Das Buch ist schlecht, aber ein Phänomen. Der Film könnte gut sein - wenn sich die Regisseurin gegen Autorin und Fans durchgesetzt hat. Am Donnerstag kommt „Fifty Shades of Grey“ in die Kinos. Der Hype ist schon da.

Welche Nümmerchen werden sie zeigen? Ungefähr zwölf stehen zur Auswahl, so oft haben Anastasia Steele und Christian Grey in „Fifty Shades of Grey“, dem ersten Teil von E. L. James’ Romantrilogie, miteinander Sex. Ganz sicher wird eine der „Vanilla“-Episoden darunter sein, wie nicht-sadomasochistische Praktiken auch über die Sadomaso-Szene hinaus genannt werden. Er oben, sie unten zum Beispiel. Ihren Orgasmus wird man, wie in Filmen üblich, an der ins Laken gekrallten Hand erkennen, seinen am plötzlich aufhörenden Stöhnen. Am Mittwoch läuft der Film als Special auf der Berlinale, ab Donnerstag in den normalen Kinos.
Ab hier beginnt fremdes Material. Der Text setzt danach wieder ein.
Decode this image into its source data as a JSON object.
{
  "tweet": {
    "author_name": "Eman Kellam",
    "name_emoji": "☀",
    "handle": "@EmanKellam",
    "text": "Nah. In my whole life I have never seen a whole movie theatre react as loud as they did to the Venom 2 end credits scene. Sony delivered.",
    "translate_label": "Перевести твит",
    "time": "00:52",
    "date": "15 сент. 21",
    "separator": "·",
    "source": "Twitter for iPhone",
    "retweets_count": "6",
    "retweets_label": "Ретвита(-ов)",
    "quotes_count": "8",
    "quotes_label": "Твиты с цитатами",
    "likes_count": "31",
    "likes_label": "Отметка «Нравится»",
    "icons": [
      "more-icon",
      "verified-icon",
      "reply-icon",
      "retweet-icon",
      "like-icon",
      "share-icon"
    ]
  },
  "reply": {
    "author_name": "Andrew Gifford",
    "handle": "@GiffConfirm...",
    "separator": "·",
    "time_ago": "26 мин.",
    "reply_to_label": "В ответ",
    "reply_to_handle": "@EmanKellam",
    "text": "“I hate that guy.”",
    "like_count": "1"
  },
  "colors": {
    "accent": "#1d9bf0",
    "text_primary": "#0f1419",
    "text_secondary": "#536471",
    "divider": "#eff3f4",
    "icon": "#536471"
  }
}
Eine der Foodsex-Episoden hat es garantiert ebenfalls ins Drehbuch geschafft: Christian, der einen ausgezeichneten Geschmack hat, lässt exquisiten Weißwein in Anastasias Mund tröpfeln, während in ihrem Bauchnabel Eiswürfel schmelzen. Eine Fahrstuhl-Vorspielszene ist definitiv dabei, das sah man bereits im bei YouTube bislang über 46 Millionen Mal angeklickten Trailer. Christian drängt Ana im Aufzug in die Ecke, dazu gurrt Beyoncé den Soundtrack.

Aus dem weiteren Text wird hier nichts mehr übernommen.